The night-time hours carry a specific risk profile in residential care that every home needs to understand clearly, without allowing that understanding to tip the model from care into surveillance. Young people who go missing from residential homes do so disproportionately at night, when the reduced staff presence and a perceived window of opportunity align with whatever is pulling them away — an exploitative relationship outside the home, a substance, a peer group, or simply the unbearability of being alone with their thoughts in the dark. Young people who self-harm are more likely to do so in the small hours, when the quiet of the building lowers the perceived risk of interruption and when the absence of daytime structure makes internal states harder to manage. Substance use deferred through the day can surface when its structure is gone. None of this is an argument for treating the time after lights out as a period of maximum threat requiring maximum vigilance — that model would undermine the very sense of safety that therapeutic care depends on, and it would not, in any case, prevent much of what it was designed to prevent. It is an argument for a home whose staff know each young person's individual risk signatures well enough to recognise what a quiet night looks like for them, and what a concerning one does. The adult who is present overnight and who trusts a professional instinct developed through months of relationship with a particular young person — who hears movement that sounds wrong, who notices an absence of the sounds that should be there — is doing something considerably more sophisticated than watching.
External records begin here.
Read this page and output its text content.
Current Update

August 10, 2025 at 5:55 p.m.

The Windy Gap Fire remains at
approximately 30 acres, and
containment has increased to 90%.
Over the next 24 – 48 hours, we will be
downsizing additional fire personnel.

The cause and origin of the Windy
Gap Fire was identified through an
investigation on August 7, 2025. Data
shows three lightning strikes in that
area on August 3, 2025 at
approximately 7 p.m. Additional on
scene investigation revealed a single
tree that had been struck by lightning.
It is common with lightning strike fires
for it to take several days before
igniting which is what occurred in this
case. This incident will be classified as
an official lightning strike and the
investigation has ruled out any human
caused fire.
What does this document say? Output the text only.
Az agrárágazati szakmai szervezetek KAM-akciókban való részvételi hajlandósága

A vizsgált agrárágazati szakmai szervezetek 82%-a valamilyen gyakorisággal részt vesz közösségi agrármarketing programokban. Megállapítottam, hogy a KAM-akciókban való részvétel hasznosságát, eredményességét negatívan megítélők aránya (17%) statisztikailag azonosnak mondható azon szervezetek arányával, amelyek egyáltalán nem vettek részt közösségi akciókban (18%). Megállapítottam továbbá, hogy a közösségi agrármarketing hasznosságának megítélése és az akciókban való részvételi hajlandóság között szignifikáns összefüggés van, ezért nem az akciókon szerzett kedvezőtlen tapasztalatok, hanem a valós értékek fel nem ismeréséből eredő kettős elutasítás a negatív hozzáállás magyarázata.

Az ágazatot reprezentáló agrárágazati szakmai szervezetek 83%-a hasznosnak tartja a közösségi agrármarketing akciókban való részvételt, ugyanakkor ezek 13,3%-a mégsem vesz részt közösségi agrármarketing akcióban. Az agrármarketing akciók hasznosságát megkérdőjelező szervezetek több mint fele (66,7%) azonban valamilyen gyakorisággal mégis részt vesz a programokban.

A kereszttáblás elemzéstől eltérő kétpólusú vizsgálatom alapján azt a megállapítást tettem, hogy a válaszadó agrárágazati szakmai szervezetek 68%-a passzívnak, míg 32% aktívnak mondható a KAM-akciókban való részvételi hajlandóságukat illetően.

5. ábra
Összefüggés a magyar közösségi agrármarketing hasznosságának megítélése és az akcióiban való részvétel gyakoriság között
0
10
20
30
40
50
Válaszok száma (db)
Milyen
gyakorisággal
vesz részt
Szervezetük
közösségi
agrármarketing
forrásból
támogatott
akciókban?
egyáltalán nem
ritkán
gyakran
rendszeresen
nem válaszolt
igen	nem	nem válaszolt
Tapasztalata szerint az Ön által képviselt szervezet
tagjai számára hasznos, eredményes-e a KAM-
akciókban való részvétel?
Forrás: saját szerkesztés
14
The transition from night to morning is one of the most psychologically significant moments in any young person's residential day, and it receives very little formal attention in practice frameworks. Coming downstairs to find a familiar adult — ideally the same adult who said goodnight, or who was present in the building through the night — is, for a young person whose early history did not reliably produce mornings that felt safe, a form of evidence about the world. Evidence that the night stayed safe. Evidence that the adults remained. Evidence that what was true yesterday is true again today. The handover between overnight and morning staff is a care moment in itself: whether a young person slept, whether they woke distressed, whether something surfaced in the small hours that the day team needs to carry with them — these are not administrative details but continuity of understanding that shapes how the next twelve hours go. The full twenty-four hours of a young person's day in a residential home are connected. Each part informs the next. Night is not a pause between the real hours of care. For many young people in residential homes, it is — because of what their history has taught them about nights — the part of the day in which the work of building safety is tested most severely, and must therefore be attended to with the most care.